Abstract Body (Do not enter title and authors here): Introduction
The Forkhead box O (FOXO) transcription factor FOXO3 plays a pivotal role in longevity, as single nucleotide polymorphisms (SNPs) in FOXO3 are associated with healthy aging in diverse human populations. Moreover, the FOXO3 longevity genotype increases lifespan only in individuals at risk for cardiometabolic disease, suggesting a protective mechanism played by FOXO3 against cardiac stress.
Hypothesis
To test whether FOXO3+ cardiac fibroblasts are inhibiting inflammation in the myocardium and in right ventricle (RV) dysfunction upon pulmonary arterial hypertension (PAH).
Methods
Fibroblast-specific Foxo3 knock-out (Foxo3-FB^KO) mice were subjected to pulmonary artery banding (PAB) for 35 days. Right heart ventricle (RV) function was measured by echocardiography and MRI. Cardiac immune composition was defined by single cell RNA-seq on CD45+ cells, immunohistochemistry and FACS analysis. Levels of cytokines were determined by cytokine array.
Results
Here we show that conditional deletion of Foxo3 in cardiac fibroblasts leads to up-regulation of major histocompatibility complex type 1 (MHC-I) genes, together with a change in the immune composition of the heart.

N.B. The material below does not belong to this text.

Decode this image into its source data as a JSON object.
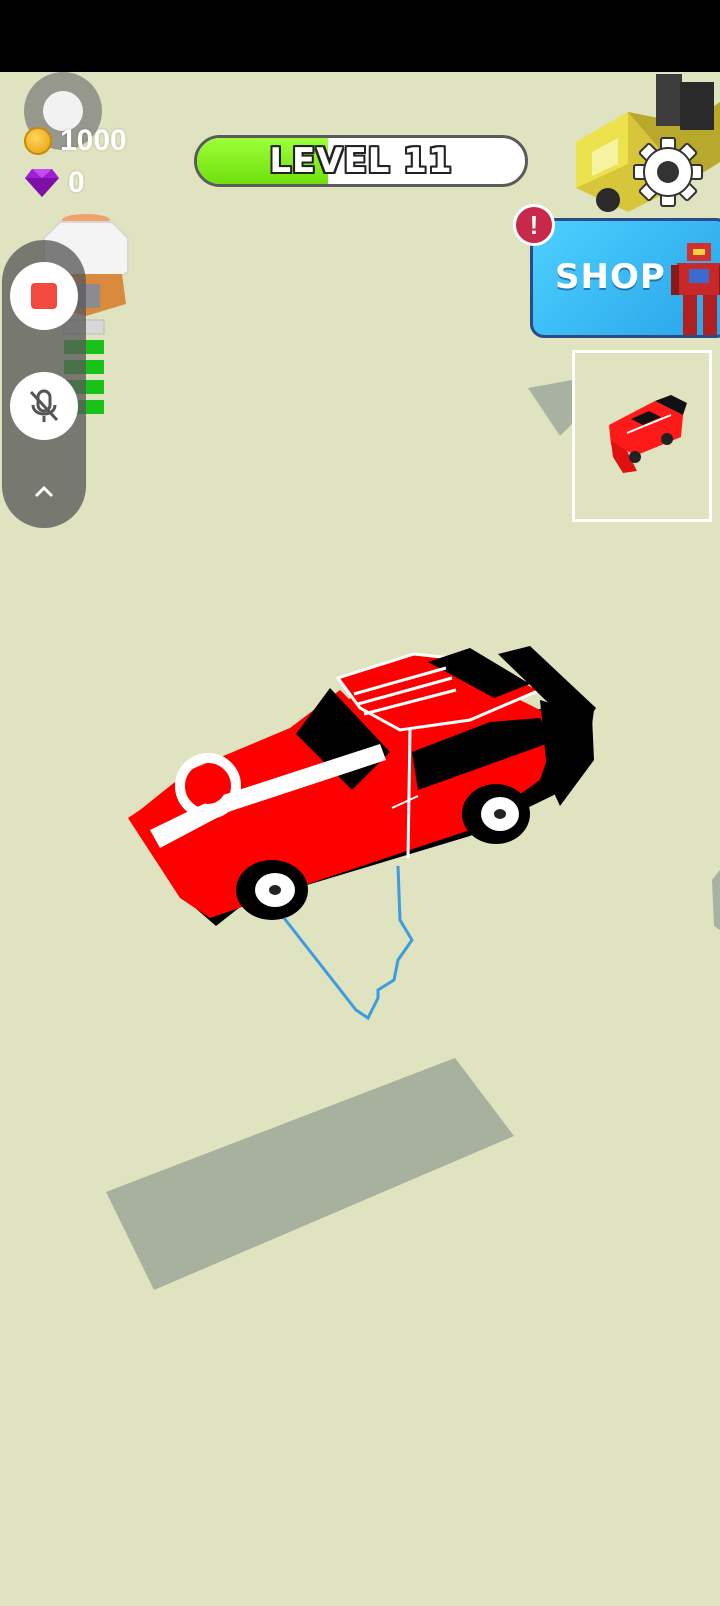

Foxo3-FB^KO hearts display increased numbers of macrophages with high levels of MHC type 2 (MHC-II^hi), increased recruitment of CD8+ T cells and increased expression of cytokines such as IL-1α, IL-1β and IL-17. In spite of this pro-inflammatory signature, Foxo3-FB^KO hearts show no functional phenotype at the baseline. However, upon PAB, Foxo3-FB^KO mice display aberrant RV remodeling with increased cardiomyocyte hypertrophy and reduced RV ejection fraction. This severe phenotype is associated to higher expression of MHC-I and reduced recruitment of MHC-II^hi macrophages. Importantly, FOXO3 is down-regulated in cardiac fibroblasts of patients with decompensated RV hypertrophy due to PAH, and in two different animal models of PAH (monocrotaline rats and PAB mice), indicating a protective role of FOXO3 against RV maladaptive remodeling.
Conclusions
We found that inhibition of FOXO3 in cardiac fibroblasts at late stages of RV remodeling leads to activation of MHC-I antigen presentation genes and recruitment of pro-inflammatory T cells which might further exacerbate maladaptive remodeling via increased cytotoxicity. In conclusion, we describe novel protective functions for FOXO3 in RV remodeling and in cardiac immune composition, with important implications for PAH-induced cardiac disease.